Hi Carol! How are you doing? As Lauro mentioned earlier, Bertha Mulvihill did indeed mention seeing a mother and her children on the deck as the ship sank. The family was from steerage, but was the Rice family, not the Goodwins.
The newspaper article which I believe is the one in question, was published in The Providence Journal, April 20, 1912. This article misquotes Bertha Mulvihill as saying (off the top of my head, sometimes a dangerous proposition!) that she saw Mrs. Rice and her husband and children and that Mrs. Rice stayed behind because her husband was held back by an officer. Bertha Mulvihill did indeed say that she saw the Rice family on the deck before she left the ship and mentioned this in press accounts, to family and friends, but the part about the husband is almost certainly an invention of the press (as is the part of the article which among other things, inaccurately quotes her as saying that she saw Captain Smith brandishing a revolver, and that she heard 'Nearer My God To Thee' as the ship sank, statements that she denied making to her family).

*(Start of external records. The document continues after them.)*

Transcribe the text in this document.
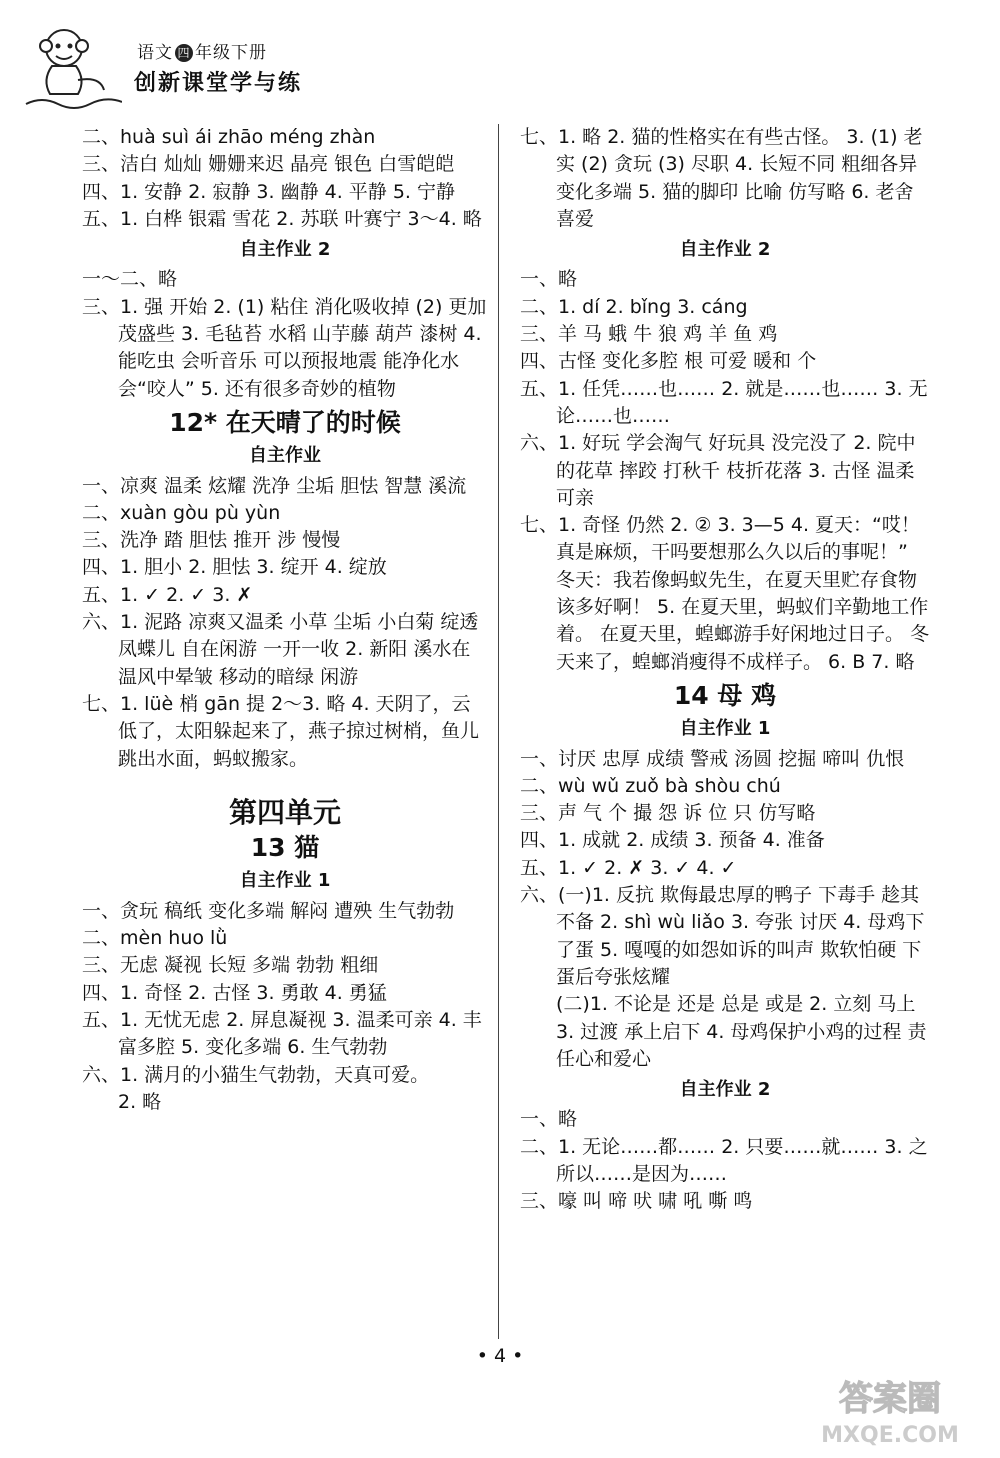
语文 四 年级下册
创新课堂学与练

二、huà suì ái zhāo méng zhàn

三、洁白 灿灿 姗姗来迟 晶亮 银色 白雪皑皑

四、1. 安静 2. 寂静 3. 幽静 4. 平静 5. 宁静

五、1. 白桦 银霜 雪花 2. 苏联 叶赛宁 3～4. 略

自主作业 2

一～二、略

三、1. 强 开始 2. (1) 粘住 消化吸收掉 (2) 更加茂盛些 3. 毛毡苔 水稻 山芋藤 葫芦 漆树 4. 能吃虫 会听音乐 可以预报地震 能净化水 会“咬人” 5. 还有很多奇妙的植物

12* 在天晴了的时候

自主作业

一、凉爽 温柔 炫耀 洗净 尘垢 胆怯 智慧 溪流

二、xuàn gòu pù yùn

三、洗净 踏 胆怯 推开 涉 慢慢

四、1. 胆小 2. 胆怯 3. 绽开 4. 绽放

五、1. ✓ 2. ✓ 3. ✗

六、1. 泥路 凉爽又温柔 小草 尘垢 小白菊 绽透 凤蝶儿 自在闲游 一开一收 2. 新阳 溪水在温风中晕皱 移动的暗绿 闲游

七、1. lüè 梢 gān 提 2～3. 略 4. 天阴了，云低了，太阳躲起来了，燕子掠过树梢，鱼儿跳出水面，蚂蚁搬家。

第四单元

13 猫

自主作业 1

一、贪玩 稿纸 变化多端 解闷 遭殃 生气勃勃

二、mèn huo lǜ

三、无虑 凝视 长短 多端 勃勃 粗细

四、1. 奇怪 2. 古怪 3. 勇敢 4. 勇猛

五、1. 无忧无虑 2. 屏息凝视 3. 温柔可亲 4. 丰富多腔 5. 变化多端 6. 生气勃勃

六、1. 满月的小猫生气勃勃，天真可爱。

2. 略

七、1. 略 2. 猫的性格实在有些古怪。 3. (1) 老实 (2) 贪玩 (3) 尽职 4. 长短不同 粗细各异 变化多端 5. 猫的脚印 比喻 仿写略 6. 老舍 喜爱

自主作业 2

一、略

二、1. dí 2. bǐng 3. cáng

三、羊 马 蛾 牛 狼 鸡 羊 鱼 鸡

四、古怪 变化多腔 根 可爱 暖和 个

五、1. 任凭……也…… 2. 就是……也…… 3. 无论……也……

六、1. 好玩 学会淘气 好玩具 没完没了 2. 院中的花草 摔跤 打秋千 枝折花落 3. 古怪 温柔可亲

七、1. 奇怪 仍然 2. ② 3. 3—5 4. 夏天：“哎！真是麻烦，干吗要想那么久以后的事呢！” 冬天：我若像蚂蚁先生，在夏天里贮存食物该多好啊！ 5. 在夏天里，蚂蚁们辛勤地工作着。 在夏天里，蝗螂游手好闲地过日子。 冬天来了，蝗螂消瘦得不成样子。 6. B 7. 略

14 母 鸡

自主作业 1

一、讨厌 忠厚 成绩 警戒 汤圆 挖掘 啼叫 仇恨

二、wù wǔ zuǒ bà shòu chú

三、声 气 个 撮 怨 诉 位 只 仿写略

四、1. 成就 2. 成绩 3. 预备 4. 准备

五、1. ✓ 2. ✗ 3. ✓ 4. ✓

六、(一)1. 反抗 欺侮最忠厚的鸭子 下毒手 趁其不备 2. shì wù liǎo 3. 夸张 讨厌 4. 母鸡下了蛋 5. 嘎嘎的如怨如诉的叫声 欺软怕硬 下蛋后夸张炫耀

(二)1. 不论是 还是 总是 或是 2. 立刻 马上 3. 过渡 承上启下 4. 母鸡保护小鸡的过程 责任心和爱心

自主作业 2

一、略

二、1. 无论……都…… 2. 只要……就…… 3. 之所以……是因为……

三、嚎 叫 啼 吠 啸 吼 嘶 鸣

• 4 •
答案圈
MXQE.COM
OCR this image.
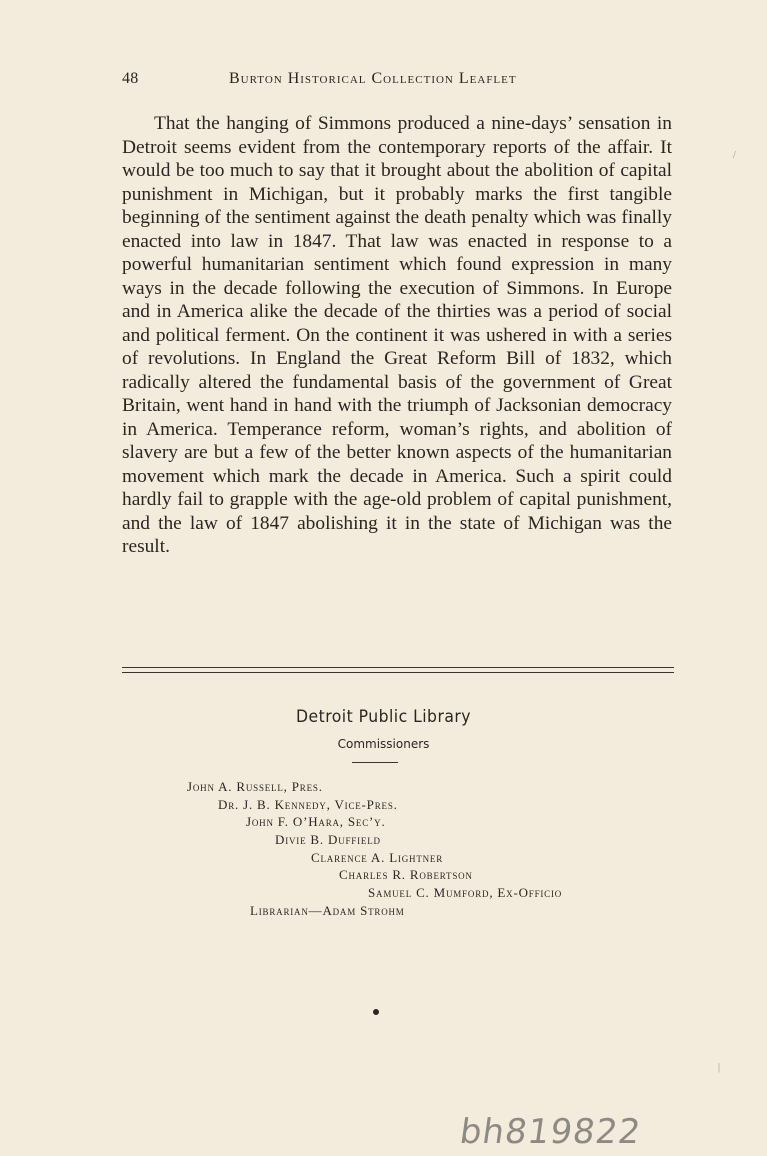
48	Burton Historical Collection Leaflet

That the hanging of Simmons produced a nine-days’ sensation in Detroit seems evident from the contemporary reports of the affair. It would be too much to say that it brought about the abolition of capital punishment in Michigan, but it probably marks the first tangible beginning of the sentiment against the death penalty which was finally enacted into law in 1847. That law was enacted in response to a powerful humanitarian sentiment which found expression in many ways in the decade following the execution of Simmons. In Europe and in America alike the decade of the thirties was a period of social and political ferment. On the continent it was ushered in with a series of revolutions. In England the Great Reform Bill of 1832, which radically altered the fundamental basis of the government of Great Britain, went hand in hand with the triumph of Jacksonian democracy in America. Temperance reform, woman’s rights, and abolition of slavery are but a few of the better known aspects of the humanitarian movement which mark the decade in America. Such a spirit could hardly fail to grapple with the age-old problem of capital punishment, and the law of 1847 abolishing it in the state of Michigan was the result.

Detroit Public Library
Commissioners
John A. Russell, Pres.
Dr. J. B. Kennedy, Vice-Pres.
John F. O’Hara, Sec’y.
Divie B. Duffield
Clarence A. Lightner
Charles R. Robertson
Samuel C. Mumford, Ex-Officio
Librarian—Adam Strohm
bh819822
/
|
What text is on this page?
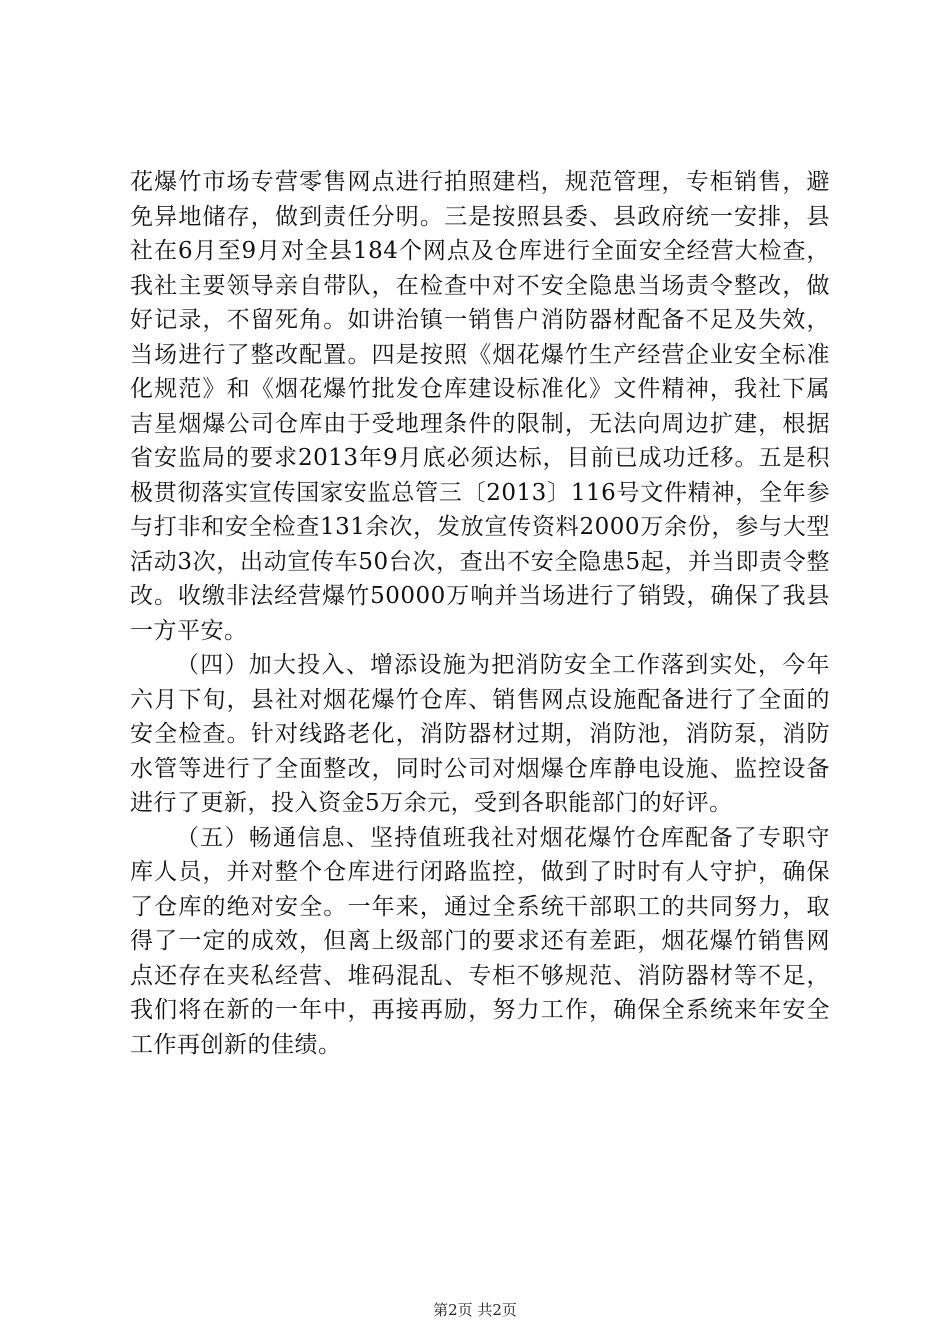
花爆竹市场专营零售网点进行拍照建档，规范管理，专柜销售，避免异地储存，做到责任分明。三是按照县委、县政府统一安排，县社在6月至9月对全县184个网点及仓库进行全面安全经营大检查，我社主要领导亲自带队，在检查中对不安全隐患当场责令整改，做好记录，不留死角。如讲治镇一销售户消防器材配备不足及失效，当场进行了整改配置。四是按照《烟花爆竹生产经营企业安全标准化规范》和《烟花爆竹批发仓库建设标准化》文件精神，我社下属吉星烟爆公司仓库由于受地理条件的限制，无法向周边扩建，根据省安监局的要求2013年9月底必须达标，目前已成功迁移。五是积极贯彻落实宣传国家安监总管三〔2013〕116号文件精神，全年参与打非和安全检查131余次，发放宣传资料2000万余份，参与大型活动3次，出动宣传车50台次，查出不安全隐患5起，并当即责令整改。收缴非法经营爆竹50000万响并当场进行了销毁，确保了我县一方平安。

（四）加大投入、增添设施为把消防安全工作落到实处，今年六月下旬，县社对烟花爆竹仓库、销售网点设施配备进行了全面的安全检查。针对线路老化，消防器材过期，消防池，消防泵，消防水管等进行了全面整改，同时公司对烟爆仓库静电设施、监控设备进行了更新，投入资金5万余元，受到各职能部门的好评。

（五）畅通信息、坚持值班我社对烟花爆竹仓库配备了专职守库人员，并对整个仓库进行闭路监控，做到了时时有人守护，确保了仓库的绝对安全。一年来，通过全系统干部职工的共同努力，取得了一定的成效，但离上级部门的要求还有差距，烟花爆竹销售网点还存在夹私经营、堆码混乱、专柜不够规范、消防器材等不足，我们将在新的一年中，再接再励，努力工作，确保全系统来年安全工作再创新的佳绩。

第2页 共2页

Mrs. Rice’s husband had been killed in an accident well before the Titanic’s maiden voyage and was never aboard the ship. Bertha would have been well aware of this and was able to identify them, as she was acquaintances with Margaret Rice, who was also originally from Athlone, Ireland. Margaret, in a letter written to friends in Washington prior to the maiden voyage, mentions that she was going to be traveling to America with Eugene Daly and Bertha Mulvihill. The Rice family (Margaret and her five sons Albert, Arthur, Eric, Eugene, and George) was traveling to Spokane, Washington. All of them perished.
I hope that this answers your questions. More information about Bertha Mulvihill and the Rice family is given in an article that I wrote about Bertha which was just published in the Titanic Commutator. I would be more than happy to get you a copy of the 1912 Mulvihill press account in question somehow if you can't find it elsewhere. Hope this letter finds you well.